Materi ini relevan bagi siapa pun anda yang sedang bergulat dengan pemikiran poligami. Baik Anda yang terpikir untuk nekat berpoligami, orang tua yang memiliki anak laki-laki atau perempuan yang akan berpoligami, suami yang menjadikan poligami sebagai pelarian masalah, maupun para istri yang suaminya berencana berpoligami. Intinya, “Jangan bermain-main dengan poligami”.
Pentingnya Ilmu dan Kejujuran dalam Menimbang Poligami
Sebelum beramal, “Ber-ILMU-lah”. Ini adalah pondasi utama. Poligami menuntut ilmu yang mendalam, bukan hanya tentang hukumnya, tetapi juga tentang seni berumah tangga, manajemen emosi, dan keadilan. Kesiapan mental, finansial, dan spiritual adalah mutlak.
Selain memperdalam ilmu, Anda harus bersikap jujur pada diri sendiri, karena kejujuran Anda adalah kunci utamanya. Jujurlah dalam mengevaluasi niat Anda. Tanyalah diri sendiri dengan jujur: Apakah saya ingin berpoligami karena benar-benar memiliki kebutuhan syar’i dan terdorong oleh niat ibadah kepada Allah? Ataukah saya melangkah karena dorongan hawa nafsu, keinginan menghindari masalah rumah tangga pertama, atau sekadar ingin pamer? Gunakan kejujuran ini sebagai barometer utama saat Anda menapaki perjalanan poligami.
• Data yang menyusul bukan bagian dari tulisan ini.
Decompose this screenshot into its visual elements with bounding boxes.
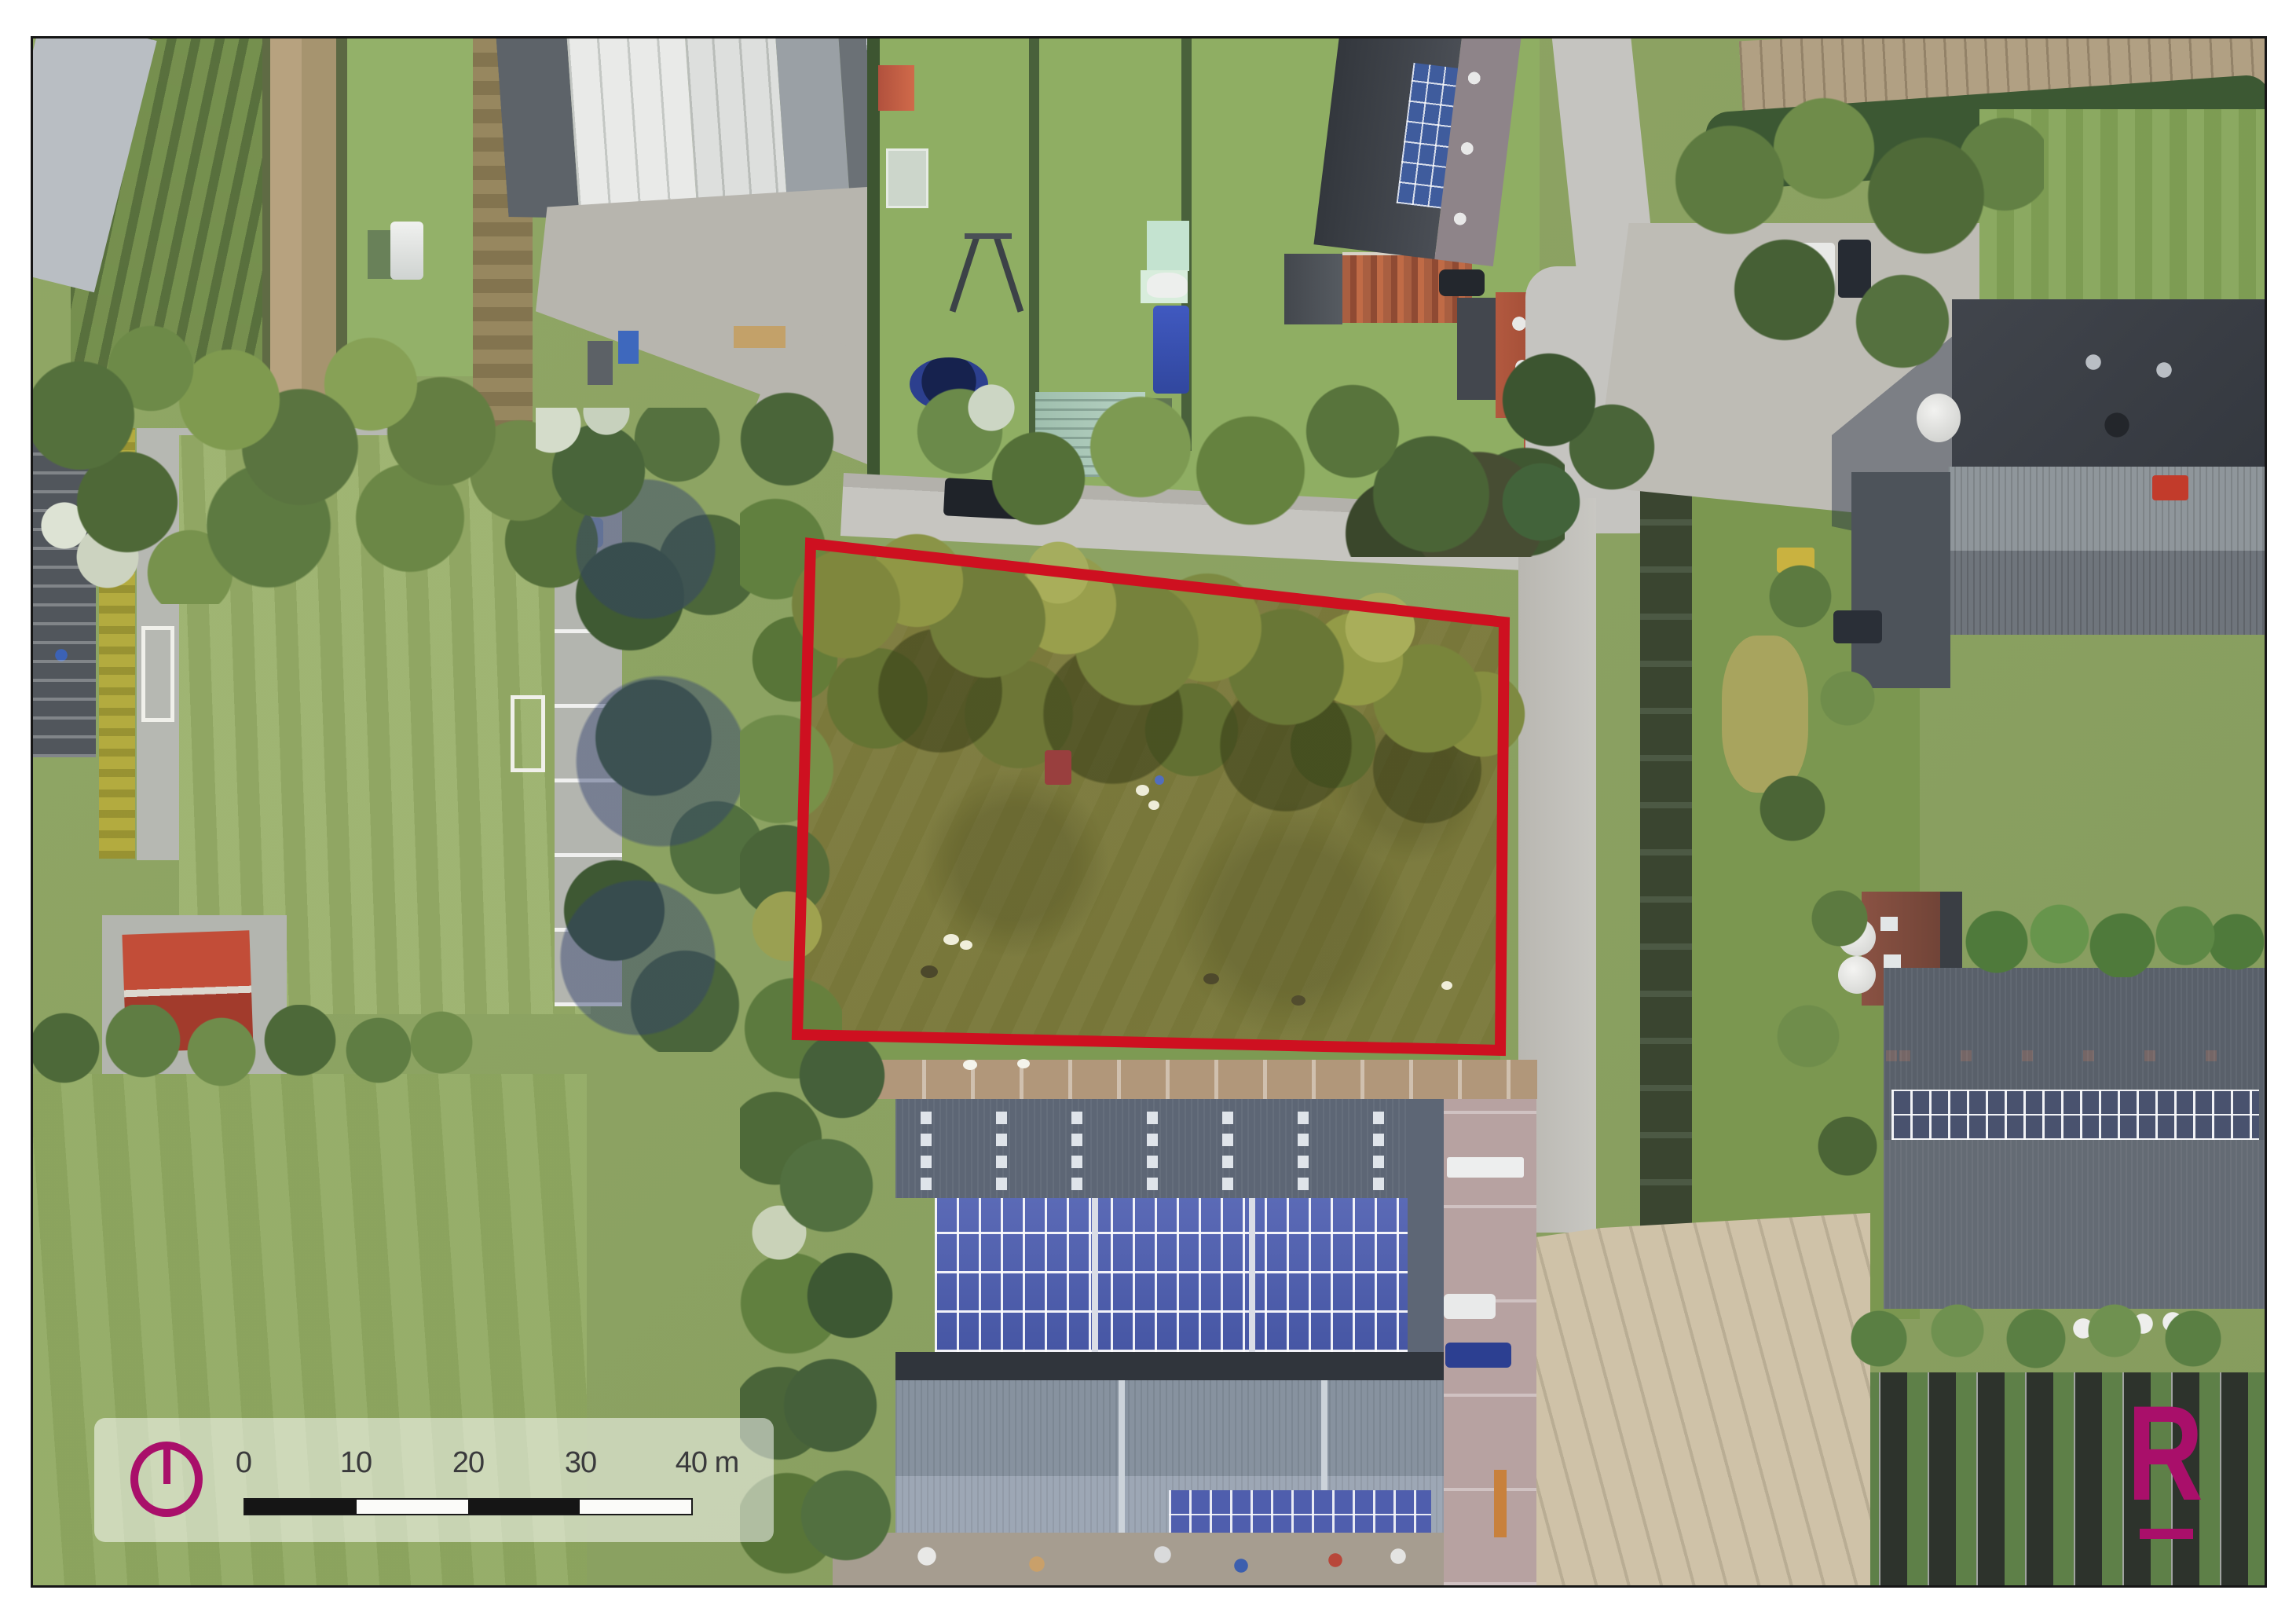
scalebar-tick: 0 bbox=[236, 1446, 251, 1480]
map-legend-panel: 0 10 20 30 40 m bbox=[94, 1418, 774, 1542]
scalebar-tick: 10 bbox=[340, 1446, 372, 1480]
scalebar bbox=[244, 1498, 693, 1515]
aerial-photo bbox=[31, 36, 2267, 1588]
parcel-outline bbox=[33, 38, 2267, 1588]
letter-r-logo: R bbox=[2127, 1398, 2201, 1532]
north-arrow-needle bbox=[163, 1445, 170, 1484]
scalebar-tick: 40 m bbox=[676, 1446, 738, 1480]
logo-underscore bbox=[2140, 1529, 2193, 1539]
scalebar-tick: 20 bbox=[452, 1446, 484, 1480]
scalebar-tick: 30 bbox=[565, 1446, 596, 1480]
map-page: 0 10 20 30 40 m R bbox=[0, 0, 2296, 1623]
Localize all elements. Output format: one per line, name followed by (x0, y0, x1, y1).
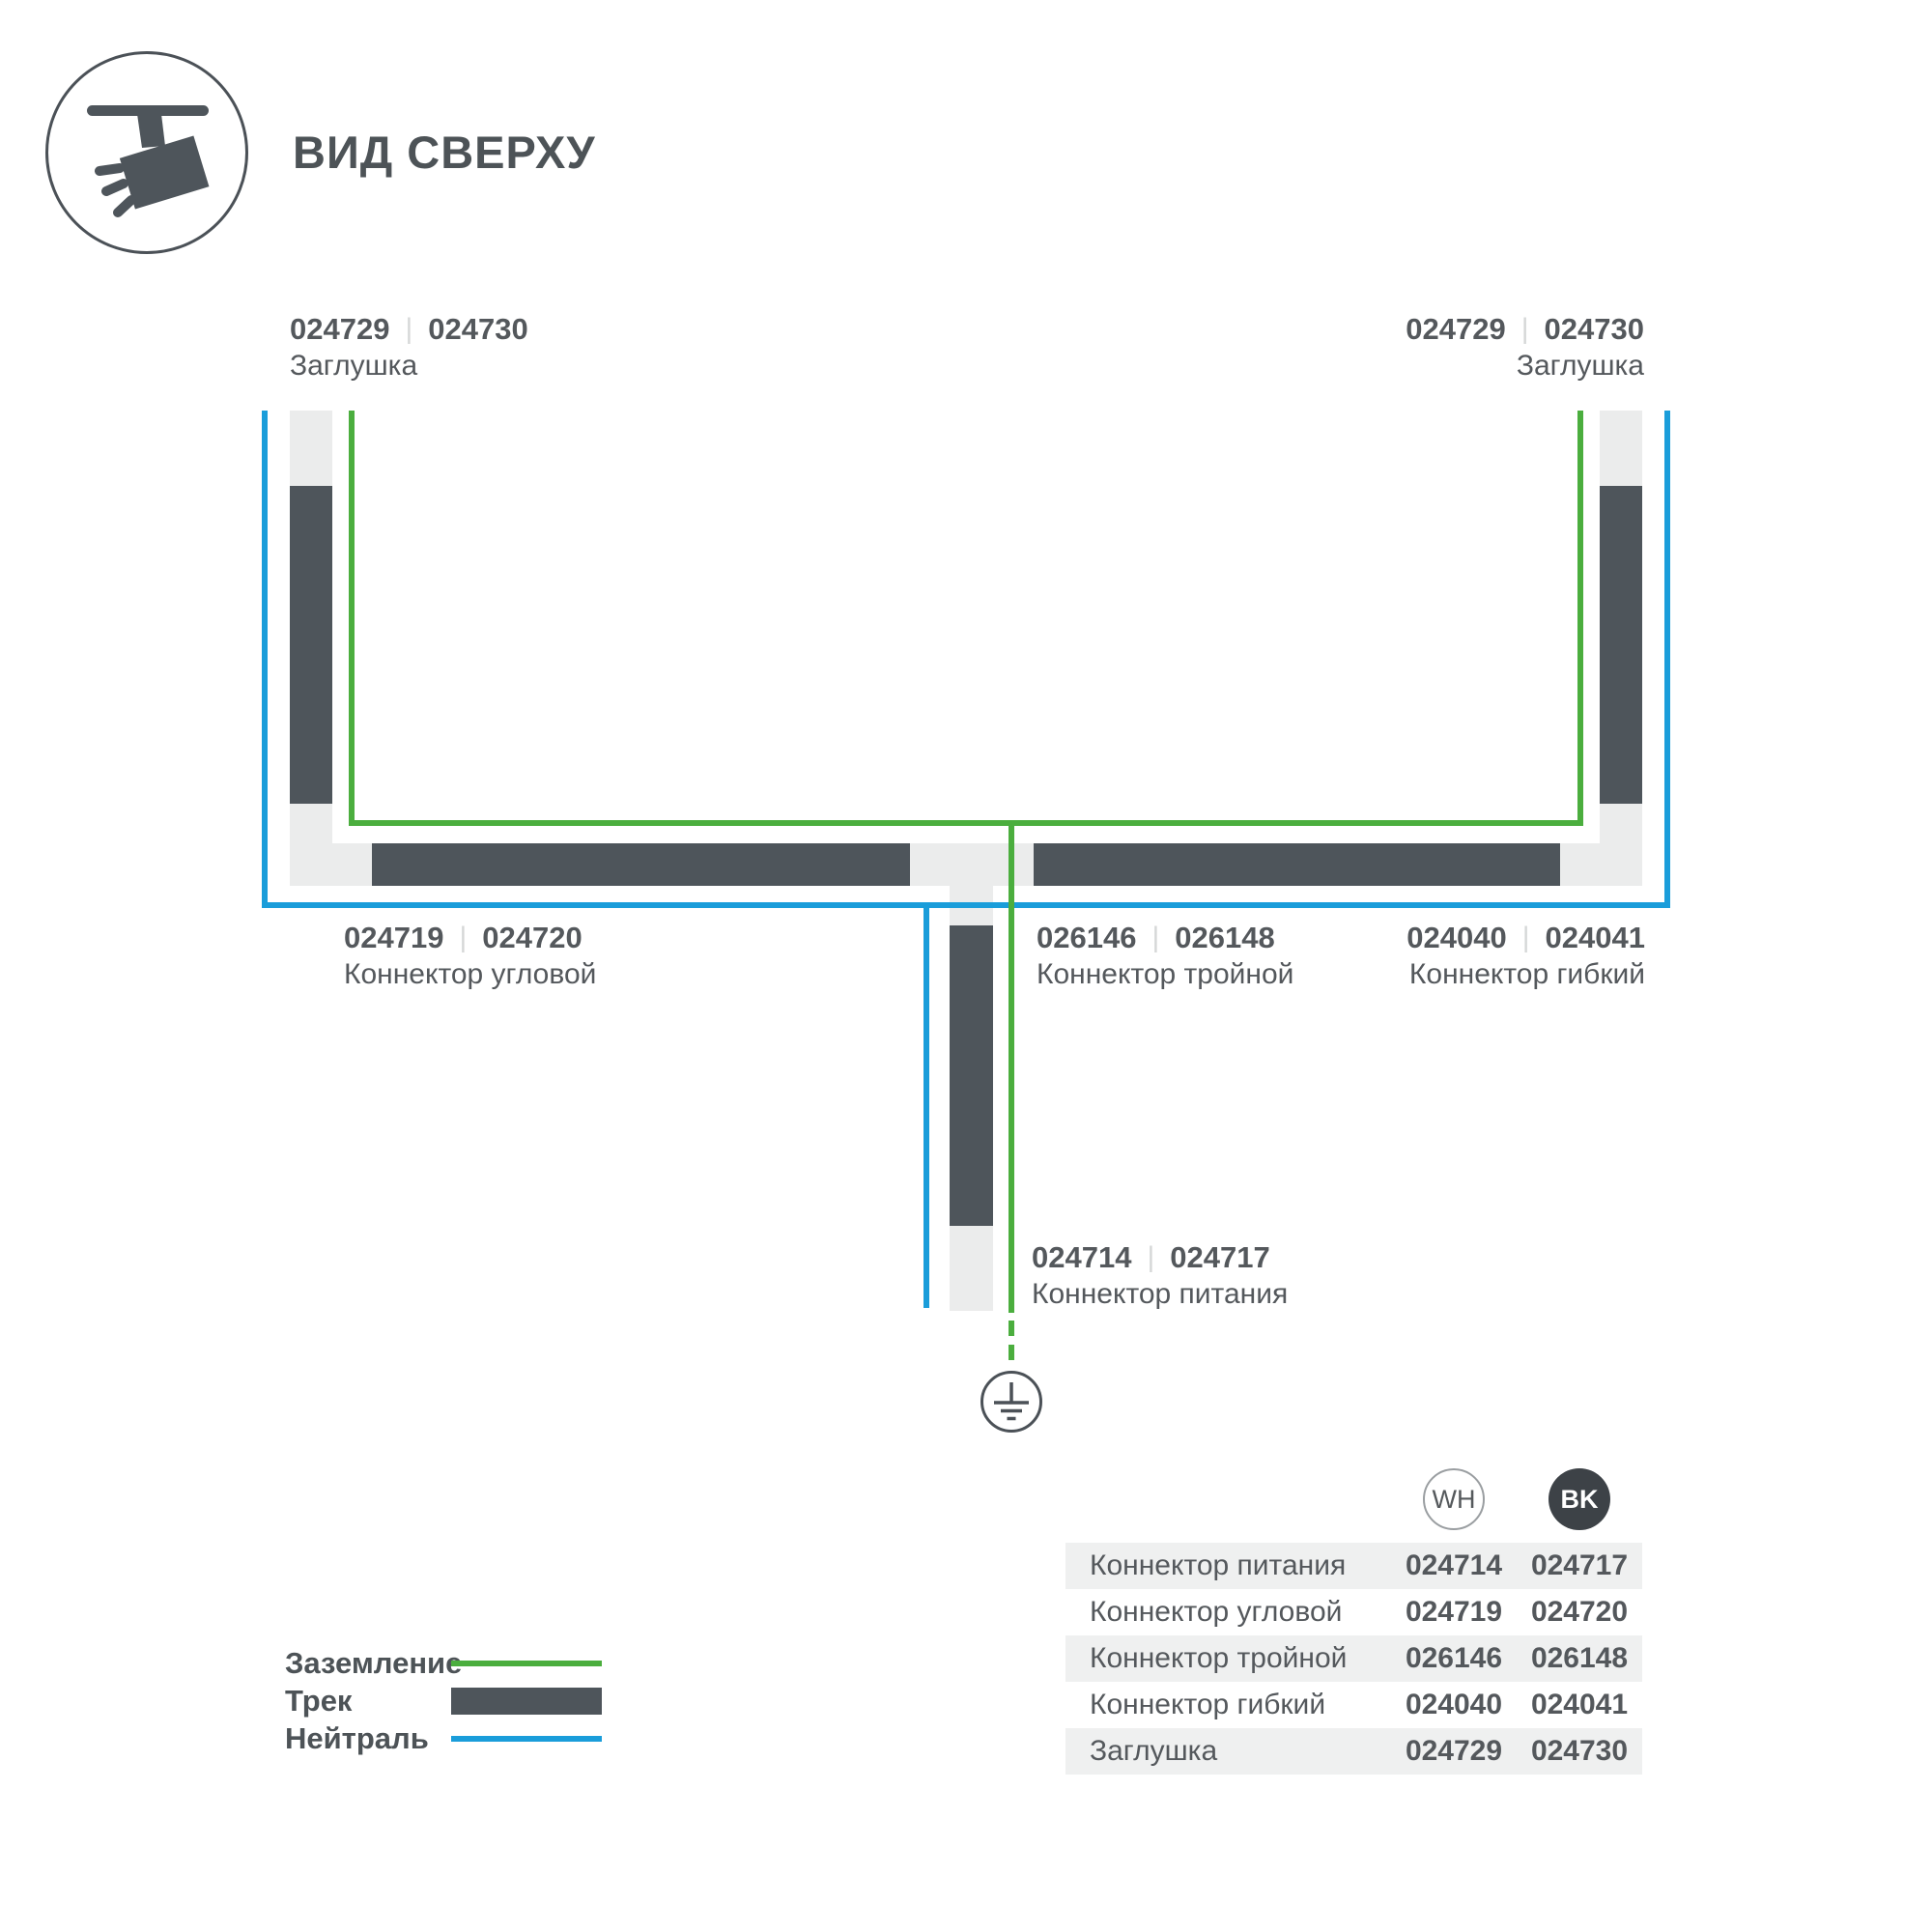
part-number-wh: 026146 (1037, 920, 1136, 956)
row-bk-article: 024717 (1517, 1549, 1642, 1582)
label-power-connector: 024714 | 024717 Коннектор питания (1032, 1239, 1288, 1313)
row-bk-article: 024041 (1517, 1689, 1642, 1721)
color-badge-white: WH (1423, 1468, 1485, 1530)
table-row: Заглушка 024729 024730 (1065, 1728, 1642, 1775)
neutral-wire-bottom (262, 902, 1670, 908)
table-row: Коннектор тройной 026146 026148 (1065, 1635, 1642, 1682)
part-number-bk: 024720 (482, 920, 582, 956)
color-badge-black: BK (1548, 1468, 1610, 1530)
table-body: Коннектор питания 024714 024717 Коннекто… (1065, 1543, 1642, 1775)
table-row: Коннектор угловой 024719 024720 (1065, 1589, 1642, 1635)
row-name: Коннектор гибкий (1065, 1689, 1391, 1721)
earth-ground-icon (980, 1371, 1042, 1433)
part-numbers: 024040 | 024041 (1406, 920, 1645, 956)
track-segment-top-left (372, 843, 910, 886)
legend-label: Заземление (285, 1646, 451, 1681)
track-segment-right (1600, 486, 1642, 804)
row-wh-article: 024040 (1391, 1689, 1517, 1721)
number-separator: | (405, 311, 412, 348)
legend-label: Нейтраль (285, 1721, 451, 1756)
label-corner-connector: 024719 | 024720 Коннектор угловой (344, 920, 596, 993)
part-number-bk: 024041 (1546, 920, 1645, 956)
ground-wire-drop (1009, 820, 1014, 1313)
part-number-wh: 024714 (1032, 1239, 1131, 1276)
ground-line-swatch (451, 1661, 602, 1666)
row-wh-article: 024719 (1391, 1596, 1517, 1629)
number-separator: | (1151, 920, 1159, 956)
legend-label: Трек (285, 1684, 451, 1719)
ground-wire-dash (1009, 1345, 1014, 1360)
label-cap-right: 024729 | 024730 Заглушка (1406, 311, 1644, 384)
page-title: ВИД СВЕРХУ (293, 126, 596, 179)
track-segment-left (290, 486, 332, 804)
legend-swatch-box (451, 1688, 602, 1715)
table-row: Коннектор питания 024714 024717 (1065, 1543, 1642, 1589)
neutral-wire-right (1664, 411, 1670, 908)
label-tee-connector: 026146 | 026148 Коннектор тройной (1037, 920, 1293, 993)
part-name: Заглушка (1406, 348, 1644, 384)
part-name: Коннектор гибкий (1406, 956, 1645, 993)
part-numbers: 024729 | 024730 (1406, 311, 1644, 348)
row-bk-article: 024730 (1517, 1735, 1642, 1768)
legend-swatch-box (451, 1661, 602, 1666)
row-name: Коннектор тройной (1065, 1642, 1391, 1675)
part-numbers: 024729 | 024730 (290, 311, 528, 348)
track-spotlight-icon (45, 51, 248, 254)
article-table: WH BK Коннектор питания 024714 024717 Ко… (1065, 1468, 1642, 1775)
neutral-line-swatch (451, 1736, 602, 1742)
row-wh-article: 026146 (1391, 1642, 1517, 1675)
row-wh-article: 024714 (1391, 1549, 1517, 1582)
label-flex-connector: 024040 | 024041 Коннектор гибкий (1406, 920, 1645, 993)
ground-wire-left (349, 411, 355, 826)
number-separator: | (1521, 311, 1529, 348)
part-number-wh: 024729 (1406, 311, 1505, 348)
neutral-wire-drop (923, 902, 929, 1308)
ground-wire-bottom (349, 820, 1583, 826)
part-name: Коннектор питания (1032, 1276, 1288, 1313)
track-segment-top-right (1034, 843, 1560, 886)
part-number-bk: 024730 (1545, 311, 1644, 348)
part-name: Заглушка (290, 348, 528, 384)
row-bk-article: 024720 (1517, 1596, 1642, 1629)
legend-item-neutral: Нейтраль (285, 1719, 602, 1757)
part-number-bk: 026148 (1175, 920, 1274, 956)
ground-wire-dash (1009, 1321, 1014, 1336)
row-wh-article: 024729 (1391, 1735, 1517, 1768)
part-numbers: 026146 | 026148 (1037, 920, 1293, 956)
earth-glyph (983, 1374, 1039, 1430)
part-number-wh: 024729 (290, 311, 389, 348)
part-number-wh: 024040 (1406, 920, 1506, 956)
legend-swatch-box (451, 1736, 602, 1742)
part-number-bk: 024717 (1170, 1239, 1269, 1276)
row-name: Коннектор угловой (1065, 1596, 1391, 1629)
legend-item-track: Трек (285, 1682, 602, 1719)
neutral-wire-left (262, 411, 268, 908)
part-numbers: 024714 | 024717 (1032, 1239, 1288, 1276)
legend-item-ground: Заземление (285, 1644, 602, 1682)
track-segment-feed (950, 925, 993, 1226)
part-name: Коннектор угловой (344, 956, 596, 993)
number-separator: | (459, 920, 467, 956)
ground-wire-right (1577, 411, 1583, 826)
table-header: WH BK (1065, 1468, 1642, 1543)
part-name: Коннектор тройной (1037, 956, 1293, 993)
row-name: Заглушка (1065, 1735, 1391, 1768)
page: ВИД СВЕРХУ 024729 | 024730 (0, 0, 1932, 1932)
track-bar-swatch (451, 1688, 602, 1715)
part-numbers: 024719 | 024720 (344, 920, 596, 956)
row-name: Коннектор питания (1065, 1549, 1391, 1582)
part-number-wh: 024719 (344, 920, 443, 956)
number-separator: | (1147, 1239, 1154, 1276)
label-cap-left: 024729 | 024730 Заглушка (290, 311, 528, 384)
spotlight-glyph (48, 54, 245, 251)
legend: Заземление Трек Нейтраль (285, 1644, 602, 1757)
part-number-bk: 024730 (428, 311, 527, 348)
row-bk-article: 026148 (1517, 1642, 1642, 1675)
table-row: Коннектор гибкий 024040 024041 (1065, 1682, 1642, 1728)
number-separator: | (1522, 920, 1530, 956)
Landasan Keadilan dalam Poligami: Ayat dan Hadits
Allah SWT berfirman dalam Al-Quran Surah An-Nisa ayat 3: “Dan jika kamu takut tidak akan dapat berlaku adil terhadap (hak-hak) perempuan yatim (bilamana kamu mengawininya), maka kawinilah wanita-wanita (lain) yang kamu senangi: dua, tiga, atau empat. Kemudian jika kamu takut tidak akan dapat berlaku adil, maka (kawinilah) seorang saja, atau budak-budak yang kamu miliki. Yang demikian itu adalah lebih dekat kepada tidak berbuat aniaya.”
Allah menegaskan dalam ayat ini bahwa suami wajib bersikap adil sebagai syarat mutlak dalam berpoligami. Suami harus adil dalam memberikan nafkah, tempat tinggal, pakaian, pembagian waktu, dan perlakuan lahiriah lainnya. Meskipun begitu, Allah menjelaskan dalam Surah An-Nisa ayat 129 bahwa keadilan dalam kecenderungan hati tetap sulit untuk dicapai.
“Dan kamu sekali-kali tidak akan dapat berlaku adil di antara isteri-isteri(mu), walaupun kamu sangat ingin berbuat demikian, karena itu janganlah kamu terlalu cenderung (kepada yang kamu cintai) sehingga kamu biarkan yang lain terkatung-katung.”
Namun, itu tidak berarti kita boleh menzalimi istri yang kurang kita cintai. Kita tetap harus memperlakukan mereka dengan adil dalam segala hal yang mampu kita upayakan secara lahiriah.
Rasulullah SAW juga mengingatkan dengan tegas tentang pentingnya keadilan ini dalam Hadits: “Siapa yang memiliki dua orang istri lalu ia cenderung kepada salah seorang di antara keduanya, maka ia datang pada hari kiamat dalam keadaan badannya miring.” (HR. Abu Daud, Ibnu Majah, dan An Nasai)
Hadits ini memperingatkan para suami dengan tegas agar tidak menzalimi istri-istrinya dalam membagi kasih sayang dan hak secara adil. Allah akan memperlihatkan tubuh mereka dalam keadaan miring pada hari kiamat, sebagai gambaran beratnya dosa karena ketidakadilan.
Meminimalisir Konflik dan Kedzaliman
Jadi, setiap panduan dan materi yang tersedia bertujuan untuk membantu para pelaku rumah tangga poligami agar kelak dapat meminimalisir konflik dan menghindari kedzoliman dari semua pihak, dengan landasan rasa taqwa dan takut kepada Allah semata. Poligami yang sukses adalah poligami yang membawa keberkahan, ketenangan, kebahagiaan, dan kemakmuran bagi seluruh anggota keluarga.
Semoga Allah senantiasa melimpahkan keberkahan dan kedamaian untuk setiap rumah tangga muslimin.